Die Käfighaltung von Hühnern ist in der Schweiz seit 30 Jahren verboten. Trotzdem werden Legehennen weltweit nach wie vor spezifisch für eben diese Käfighaltung gezüchtet – und kommen darum in die Schweizer Ställe. «Teilweise sogar für Einzelhaltung oder Käfige. Also in ganz anderen Bedingungen, als die Legehennen hier bei uns leben», sagt Sabine Gebhardt, Forscherin am Institut für Veterinary Public Health der Uni Bern. Dies führt zu Problemen.
Tierfreundliche Schweizer Ställe machen Probleme
Denn diese Tiere leben in den tierfreundlicheren Schweizer Ställen, auf verschiedenen Etagen auf Stangen und eben nicht im Käfig. Ihr durch die langjährige Zucht angeborenes Verhalten stimmt nicht mit den aktuellen Lebensbedingungen des aktuellen Stalls überein.
«Oftmals fallen sie herunter.

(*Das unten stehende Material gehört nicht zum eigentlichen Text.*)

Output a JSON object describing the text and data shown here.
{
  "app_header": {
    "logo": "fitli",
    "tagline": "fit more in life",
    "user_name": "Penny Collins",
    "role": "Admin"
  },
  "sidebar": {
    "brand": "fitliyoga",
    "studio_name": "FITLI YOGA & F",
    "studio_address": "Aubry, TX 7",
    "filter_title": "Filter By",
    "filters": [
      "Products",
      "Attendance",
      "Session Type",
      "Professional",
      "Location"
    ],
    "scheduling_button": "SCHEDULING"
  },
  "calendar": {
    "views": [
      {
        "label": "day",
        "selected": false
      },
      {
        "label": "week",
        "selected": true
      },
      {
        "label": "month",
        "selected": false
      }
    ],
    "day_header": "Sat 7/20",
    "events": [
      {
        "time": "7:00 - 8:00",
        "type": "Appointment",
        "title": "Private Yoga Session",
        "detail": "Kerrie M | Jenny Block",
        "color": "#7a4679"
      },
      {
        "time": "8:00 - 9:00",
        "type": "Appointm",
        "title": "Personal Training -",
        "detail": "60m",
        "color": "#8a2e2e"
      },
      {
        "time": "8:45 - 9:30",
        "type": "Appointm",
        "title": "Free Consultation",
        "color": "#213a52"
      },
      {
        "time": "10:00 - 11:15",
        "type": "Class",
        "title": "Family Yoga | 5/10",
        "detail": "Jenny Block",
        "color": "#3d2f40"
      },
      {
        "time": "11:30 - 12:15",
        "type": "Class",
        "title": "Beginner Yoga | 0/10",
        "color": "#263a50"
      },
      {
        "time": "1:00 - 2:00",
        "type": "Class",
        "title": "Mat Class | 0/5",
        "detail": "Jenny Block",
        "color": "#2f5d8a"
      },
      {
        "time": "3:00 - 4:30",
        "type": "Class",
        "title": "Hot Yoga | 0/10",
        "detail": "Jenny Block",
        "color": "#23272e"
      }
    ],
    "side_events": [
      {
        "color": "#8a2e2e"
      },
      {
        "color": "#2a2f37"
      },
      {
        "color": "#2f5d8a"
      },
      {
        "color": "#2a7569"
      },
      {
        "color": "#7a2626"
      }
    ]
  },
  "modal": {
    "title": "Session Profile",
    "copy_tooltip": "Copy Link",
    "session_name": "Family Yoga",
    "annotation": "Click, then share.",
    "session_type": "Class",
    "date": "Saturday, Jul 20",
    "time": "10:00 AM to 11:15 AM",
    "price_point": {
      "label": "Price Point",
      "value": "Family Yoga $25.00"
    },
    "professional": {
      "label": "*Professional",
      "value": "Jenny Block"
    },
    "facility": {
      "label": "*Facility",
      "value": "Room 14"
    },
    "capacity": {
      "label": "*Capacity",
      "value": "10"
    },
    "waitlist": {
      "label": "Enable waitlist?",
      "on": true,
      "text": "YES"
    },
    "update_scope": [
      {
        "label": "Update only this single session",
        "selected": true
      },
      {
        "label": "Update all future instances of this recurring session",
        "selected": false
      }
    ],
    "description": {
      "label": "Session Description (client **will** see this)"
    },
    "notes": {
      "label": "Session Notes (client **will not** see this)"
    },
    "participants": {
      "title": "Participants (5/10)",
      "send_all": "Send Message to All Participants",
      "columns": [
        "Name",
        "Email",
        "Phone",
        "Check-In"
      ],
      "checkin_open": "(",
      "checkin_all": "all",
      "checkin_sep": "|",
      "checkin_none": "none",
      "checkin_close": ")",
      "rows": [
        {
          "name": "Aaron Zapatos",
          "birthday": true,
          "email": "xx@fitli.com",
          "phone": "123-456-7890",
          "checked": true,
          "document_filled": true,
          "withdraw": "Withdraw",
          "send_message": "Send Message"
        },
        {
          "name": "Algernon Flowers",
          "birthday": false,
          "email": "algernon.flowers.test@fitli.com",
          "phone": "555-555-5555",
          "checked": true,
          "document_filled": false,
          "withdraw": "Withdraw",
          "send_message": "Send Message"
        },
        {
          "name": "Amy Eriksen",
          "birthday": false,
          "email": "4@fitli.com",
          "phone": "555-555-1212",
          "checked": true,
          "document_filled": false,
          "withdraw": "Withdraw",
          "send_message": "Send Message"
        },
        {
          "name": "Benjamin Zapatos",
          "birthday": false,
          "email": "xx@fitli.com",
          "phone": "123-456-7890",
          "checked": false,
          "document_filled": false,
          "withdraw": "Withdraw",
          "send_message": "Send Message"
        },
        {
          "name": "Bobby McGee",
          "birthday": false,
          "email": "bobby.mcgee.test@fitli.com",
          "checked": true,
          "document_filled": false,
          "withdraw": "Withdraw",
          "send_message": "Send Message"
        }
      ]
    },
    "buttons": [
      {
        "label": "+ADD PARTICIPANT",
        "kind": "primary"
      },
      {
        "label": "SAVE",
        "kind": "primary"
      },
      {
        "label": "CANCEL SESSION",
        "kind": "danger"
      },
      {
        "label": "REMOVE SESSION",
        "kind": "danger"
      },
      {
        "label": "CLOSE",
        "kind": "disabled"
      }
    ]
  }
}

Es gibt auch Verhaltensprobleme: Hühner picken sich gegenseitig an den Zehen blutig oder reissen sich die Federn aus. Oder ersticken, weil alle auf einem Haufen zusammenlaufen», führt Tierforscherin Gebhardt aus, die bei«Hentrack» mitarbeitet.
Das Forschungsprojekt der Universität Bern untersucht im Versuchsstall im Aviforum in Zollikofen BE, wie die käfigfreie Haltung das Verhalten, die Gesundheit und das Wohlbefinden der Hennen während der Legephase verändert. Und trotzdem eine hohe Produktivität – sprich eine hohe Eierzahl – beibehalten werden kann.
Diese Informationen sollen anschliessend gezielt in die genetische Selektion und Zuchtprogramme einfliessen. «So werden wir Hühner mit gesünderer Genetik für die Schweiz und die ganze Welt züchten», erklärte Tierschutzforscher Michael Toscano beim Programmstart (siehe Box).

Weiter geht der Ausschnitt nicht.